Por alguna razón, todas las que había conocido hasta entonces, mi madre, mi hermana y sus amigas, la Amparo y las suyas, más aquellas conocidas de última hora, dos criadas de servicio y una dueña de pensión, se me antojaban vulgares y, sobre todo, inmediatamente comprensibles, porque tenían una sola personalidad y actuaban con ella; pero Rosita era distinta, no había más que escucharla. O por lo menos eso era lo que yo pensaba al dejarla por segunda vez a la puerta del camerino de su madre y oír de sus labios una vaga invitación a comer que no concretaba ni el día ni la hora, pero que iba envuelta en el tono más afectuoso. Yo me iba enamorando de ella, quiero decir que me enamoraba de mi propia invención y de lo que ya empezaba a pensar como futuro inmediato de aquella chica inesperada, que había llegado en un tren nocturno y que se marcharía en otro cuando aquel truhán, aquel sinvergüenza, aquel figurón de su director hubiese terminado su contrato, que se iba prolongando día a día, porque negocio, lo que se dice negocio, lo hacían con él, no con las compañías superferolíticas, encabezadas por una mujer o un hombre conocidos, o bien un matrimonio, que representaban teatro inglés o francés, con alguna incursión a lo italiano, pero pocas: teatro lleno tarde y noche; por la tarde, las señoras «bien» que se reían, pero disimulaban la risa o la ocultaban detrás de los abanicos; por la noche, matrimonios mesocráticos que se reían a mandíbula batiente, ella y él. Se reían hasta tal punto de sonoridad que muchas veces se perdía la letra de lo que estaban diciendo y los actores se paraban hasta que el público dejaba de reír y podían continuar la comedia.

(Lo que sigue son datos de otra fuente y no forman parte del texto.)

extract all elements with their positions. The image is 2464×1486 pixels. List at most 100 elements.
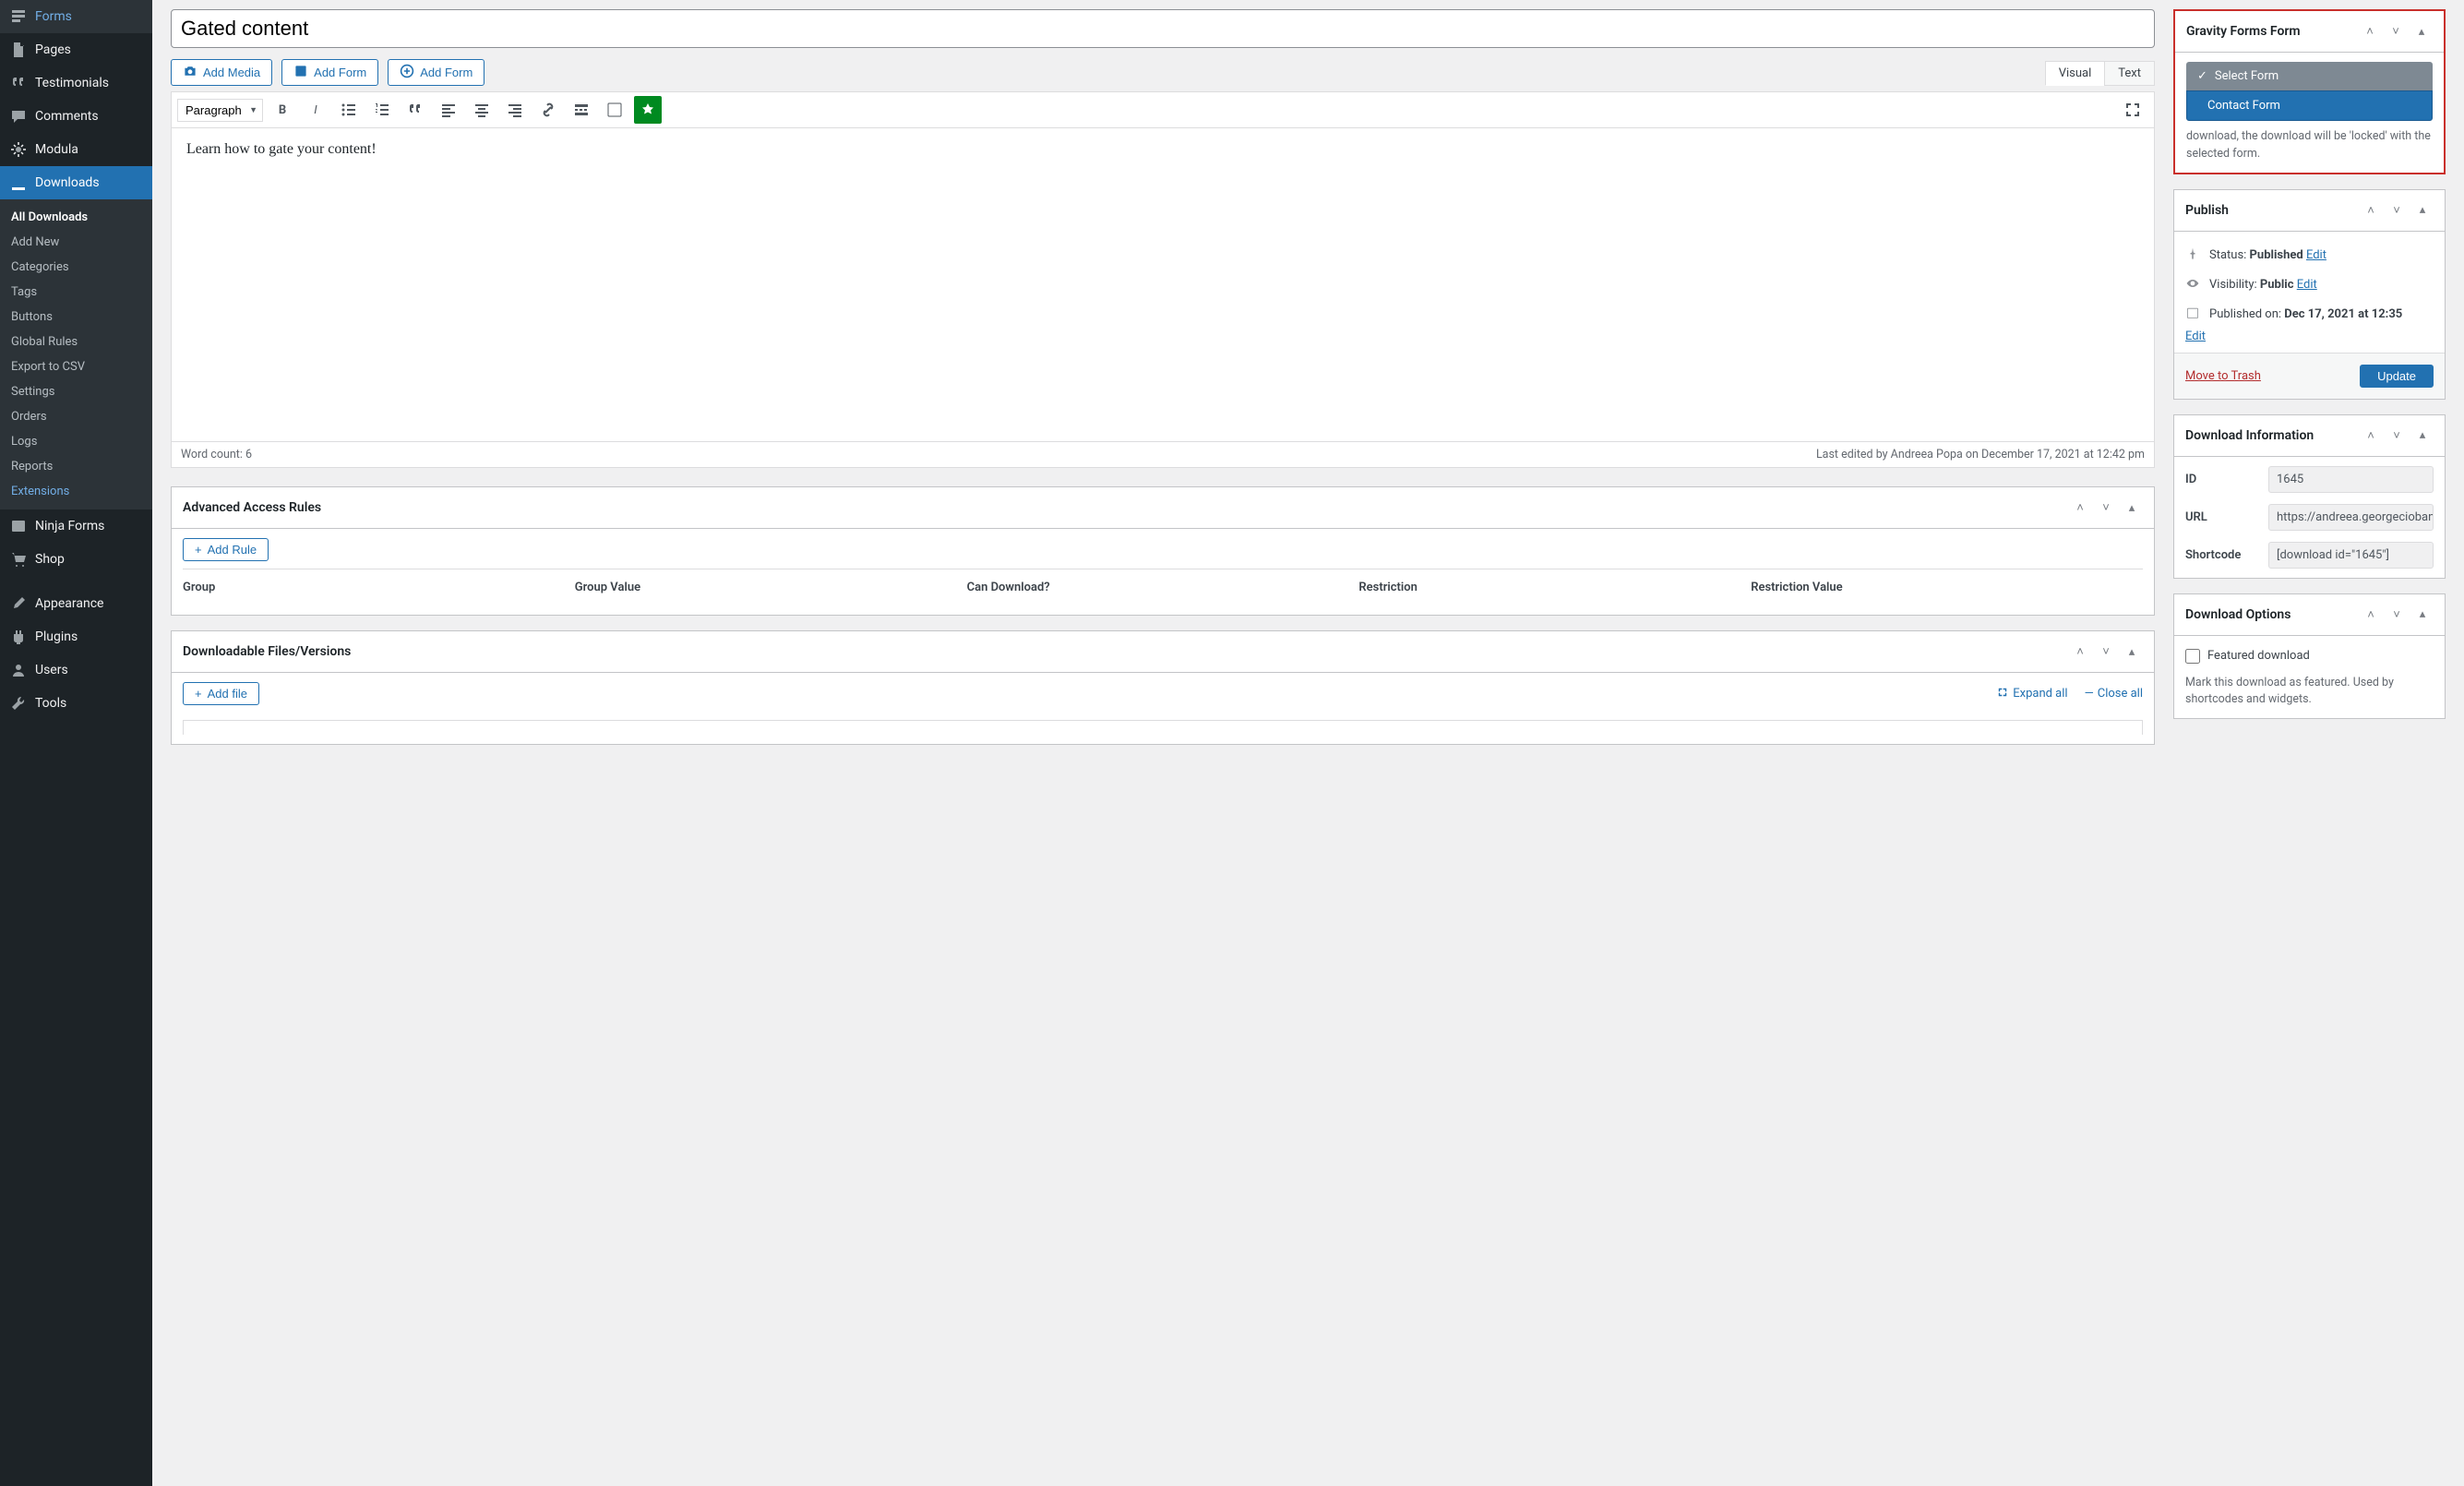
align-center-button[interactable] [468, 96, 496, 124]
paragraph-select[interactable]: Paragraph [177, 99, 263, 122]
post-title-input[interactable] [171, 9, 2155, 48]
move-up-icon[interactable]: ˄ [2360, 425, 2382, 447]
expand-all-link[interactable]: Expand all [1996, 686, 2067, 702]
plugin-icon [9, 628, 28, 646]
link-label: Expand all [2013, 687, 2067, 701]
move-down-icon[interactable]: ˅ [2386, 425, 2408, 447]
menu-comments[interactable]: Comments [0, 100, 152, 133]
ninja-icon [9, 517, 28, 535]
visibility-row: Visibility: Public Edit [2185, 270, 2434, 300]
text-tab[interactable]: Text [2104, 61, 2155, 86]
move-down-icon[interactable]: ˅ [2095, 641, 2117, 663]
toolbar-toggle-button[interactable] [601, 96, 628, 124]
move-to-trash-link[interactable]: Move to Trash [2185, 369, 2261, 383]
menu-forms[interactable]: Forms [0, 0, 152, 33]
form-select-dropdown[interactable]: ✓ Select Form Contact Form [2186, 62, 2433, 121]
fullscreen-button[interactable] [2119, 96, 2147, 124]
blockquote-button[interactable] [401, 96, 429, 124]
menu-label: Pages [35, 42, 71, 57]
update-button[interactable]: Update [2360, 365, 2434, 388]
metabox-title: Downloadable Files/Versions [183, 644, 351, 659]
modula-icon [9, 140, 28, 159]
toggle-icon[interactable]: ▴ [2121, 497, 2143, 519]
submenu-buttons[interactable]: Buttons [0, 305, 152, 330]
number-list-button[interactable] [368, 96, 396, 124]
url-label: URL [2185, 510, 2268, 524]
quote-icon [9, 74, 28, 92]
italic-button[interactable]: I [302, 96, 329, 124]
col-restriction: Restriction [1358, 581, 1751, 594]
add-rule-button[interactable]: + Add Rule [183, 538, 269, 561]
submenu-tags[interactable]: Tags [0, 280, 152, 305]
submenu-add-new[interactable]: Add New [0, 230, 152, 255]
bullet-list-button[interactable] [335, 96, 363, 124]
close-all-link[interactable]: — Close all [2085, 687, 2143, 701]
submenu-all-downloads[interactable]: All Downloads [0, 205, 152, 230]
toggle-icon[interactable]: ▴ [2411, 604, 2434, 626]
submenu-downloads: All Downloads Add New Categories Tags Bu… [0, 199, 152, 509]
special-button[interactable] [634, 96, 662, 124]
submenu-logs[interactable]: Logs [0, 429, 152, 454]
add-file-button[interactable]: + Add file [183, 682, 259, 705]
move-up-icon[interactable]: ˄ [2360, 604, 2382, 626]
user-icon [9, 661, 28, 679]
submenu-orders[interactable]: Orders [0, 404, 152, 429]
menu-users[interactable]: Users [0, 653, 152, 687]
menu-label: Appearance [35, 596, 103, 611]
editor-content[interactable]: Learn how to gate your content! [171, 128, 2155, 442]
submenu-extensions[interactable]: Extensions [0, 479, 152, 504]
menu-label: Modula [35, 142, 78, 157]
move-up-icon[interactable]: ˄ [2069, 641, 2091, 663]
move-down-icon[interactable]: ˅ [2386, 199, 2408, 222]
edit-visibility-link[interactable]: Edit [2297, 278, 2317, 292]
files-metabox: Downloadable Files/Versions ˄ ˅ ▴ + Add … [171, 630, 2155, 745]
move-down-icon[interactable]: ˅ [2385, 20, 2407, 42]
button-label: Add Rule [208, 543, 257, 557]
dropdown-option-contact[interactable]: Contact Form [2186, 90, 2433, 121]
submenu-settings[interactable]: Settings [0, 379, 152, 404]
menu-tools[interactable]: Tools [0, 687, 152, 720]
toggle-icon[interactable]: ▴ [2410, 20, 2433, 42]
readmore-button[interactable] [568, 96, 595, 124]
submenu-export-csv[interactable]: Export to CSV [0, 354, 152, 379]
word-count: Word count: 6 [181, 448, 252, 461]
menu-pages[interactable]: Pages [0, 33, 152, 66]
submenu-reports[interactable]: Reports [0, 454, 152, 479]
move-down-icon[interactable]: ˅ [2386, 604, 2408, 626]
add-media-button[interactable]: Add Media [171, 59, 272, 86]
shortcode-label: Shortcode [2185, 548, 2268, 562]
toggle-icon[interactable]: ▴ [2411, 199, 2434, 222]
featured-checkbox[interactable] [2185, 649, 2200, 664]
gravity-forms-metabox: Gravity Forms Form ˄ ˅ ▴ ✓ Select Form C… [2173, 9, 2446, 174]
menu-downloads[interactable]: Downloads [0, 166, 152, 199]
edit-date-link[interactable]: Edit [2185, 330, 2206, 343]
menu-plugins[interactable]: Plugins [0, 620, 152, 653]
help-text: download, the download will be 'locked' … [2186, 128, 2433, 163]
menu-label: Shop [35, 552, 65, 567]
link-button[interactable] [534, 96, 562, 124]
bold-button[interactable]: B [269, 96, 296, 124]
col-group-value: Group Value [575, 581, 967, 594]
submenu-global-rules[interactable]: Global Rules [0, 330, 152, 354]
move-up-icon[interactable]: ˄ [2359, 20, 2381, 42]
menu-label: Users [35, 663, 68, 677]
menu-modula[interactable]: Modula [0, 133, 152, 166]
menu-ninja-forms[interactable]: Ninja Forms [0, 509, 152, 543]
admin-sidebar: Forms Pages Testimonials Comments Modula… [0, 0, 152, 1486]
edit-status-link[interactable]: Edit [2306, 248, 2326, 262]
visual-tab[interactable]: Visual [2045, 61, 2106, 86]
link-label: Close all [2098, 687, 2143, 701]
add-form-button-1[interactable]: Add Form [281, 59, 378, 86]
align-left-button[interactable] [435, 96, 462, 124]
menu-appearance[interactable]: Appearance [0, 587, 152, 620]
align-right-button[interactable] [501, 96, 529, 124]
submenu-categories[interactable]: Categories [0, 255, 152, 280]
toggle-icon[interactable]: ▴ [2121, 641, 2143, 663]
add-form-button-2[interactable]: Add Form [388, 59, 484, 86]
toggle-icon[interactable]: ▴ [2411, 425, 2434, 447]
move-up-icon[interactable]: ˄ [2360, 199, 2382, 222]
menu-testimonials[interactable]: Testimonials [0, 66, 152, 100]
move-down-icon[interactable]: ˅ [2095, 497, 2117, 519]
move-up-icon[interactable]: ˄ [2069, 497, 2091, 519]
menu-shop[interactable]: Shop [0, 543, 152, 576]
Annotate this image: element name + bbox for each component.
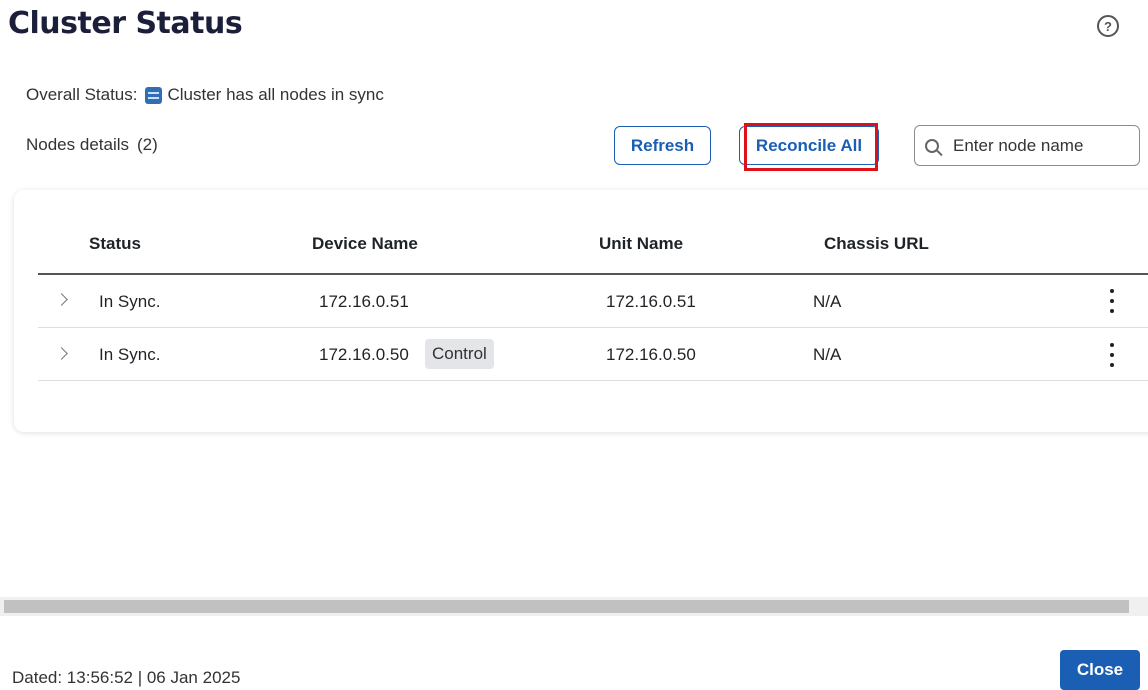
nodes-count: (2) xyxy=(137,135,158,154)
search-box[interactable] xyxy=(914,125,1140,166)
row-more-actions-icon[interactable] xyxy=(1106,289,1118,313)
nodes-details-label: Nodes details xyxy=(26,135,130,154)
page-title: Cluster Status xyxy=(8,6,243,41)
row-unit-name: 172.16.0.50 xyxy=(606,345,696,364)
nodes-details: Nodes details (2) xyxy=(26,135,158,155)
row-divider xyxy=(38,327,1148,328)
overall-status-label: Overall Status: xyxy=(26,85,138,104)
row-device-name: 172.16.0.51 xyxy=(319,292,409,311)
reconcile-all-button[interactable]: Reconcile All xyxy=(739,126,879,165)
row-chassis-url: N/A xyxy=(813,292,842,311)
column-header-status[interactable]: Status xyxy=(89,234,141,254)
row-more-actions-icon[interactable] xyxy=(1106,343,1118,367)
column-header-chassis-url[interactable]: Chassis URL xyxy=(824,234,929,254)
row-divider xyxy=(38,380,1148,381)
header-divider xyxy=(38,273,1148,275)
row-status: In Sync. xyxy=(99,292,161,311)
row-chassis-url: N/A xyxy=(813,345,842,364)
close-button[interactable]: Close xyxy=(1060,650,1140,690)
row-unit-name: 172.16.0.51 xyxy=(606,292,696,311)
nodes-table-card xyxy=(14,190,1148,432)
column-header-device-name[interactable]: Device Name xyxy=(312,234,418,254)
control-badge: Control xyxy=(425,339,494,369)
help-icon[interactable]: ? xyxy=(1097,15,1119,37)
row-device-name: 172.16.0.50 xyxy=(319,345,409,364)
cluster-sync-icon xyxy=(144,86,162,104)
search-icon xyxy=(925,138,939,153)
refresh-button[interactable]: Refresh xyxy=(614,126,711,165)
overall-status: Overall Status: Cluster has all nodes in… xyxy=(26,85,384,105)
overall-status-text: Cluster has all nodes in sync xyxy=(167,85,384,104)
dated-timestamp: Dated: 13:56:52 | 06 Jan 2025 xyxy=(12,668,241,687)
column-header-unit-name[interactable]: Unit Name xyxy=(599,234,683,254)
row-status: In Sync. xyxy=(99,345,161,364)
search-input[interactable] xyxy=(953,135,1123,156)
horizontal-scrollbar-thumb[interactable] xyxy=(4,600,1129,613)
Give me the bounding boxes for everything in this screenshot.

Pero todo se acaba en este mundo. El figurón tenía compromisos en teatros cercanos, en plazas cercanas: Santander, Burgos, Palencia y Zamora. Después volvería, o así al menos nos lo anunció una de aquellas noches, quizá la última.

Yo había comido, por fin, con Rosita y doña Rosa; había comido, en su pensión, una especie de bazofia de muy buen sabor. Con aquello engañaban los estómagos, y las actrices y actores, buenos o malos, iban al café y al teatro. Yo iba con ellas y pronto fui uno de tantos. Doña Rosa, por lo que pude colegir de su charla infinita e incoherente aunque con muy buen acento, eso sí, se veía cada vez más sorprendida por aquella hija que le salía irremediablemente guapa y de la cual no sabía qué hacer: si destinarla a un matrimonio burgués y resignarse ella misma a llevar a sus nietos a los jardines y cuidar de ellos, o buscarle más adelante lo que en el argot de la farándula se llamaba «un editor responsable» que le pagase la compañía si la chica tenía talento o salía lo bastante bonita como para encabezarla. Yo podía ser el candidato a marido burgués, en el caso de que aquellos proyectos míos de ser un periodista bien pagado o un catedrático de Derecho en cualquier universidad resultasen. Pero aún faltaba mucho tiempo para una cosa o para la otra; faltaba por ejemplo que Rosita se pusiese guapa de una vez y creciese como mujer: que fuese, además de guapa, atractiva.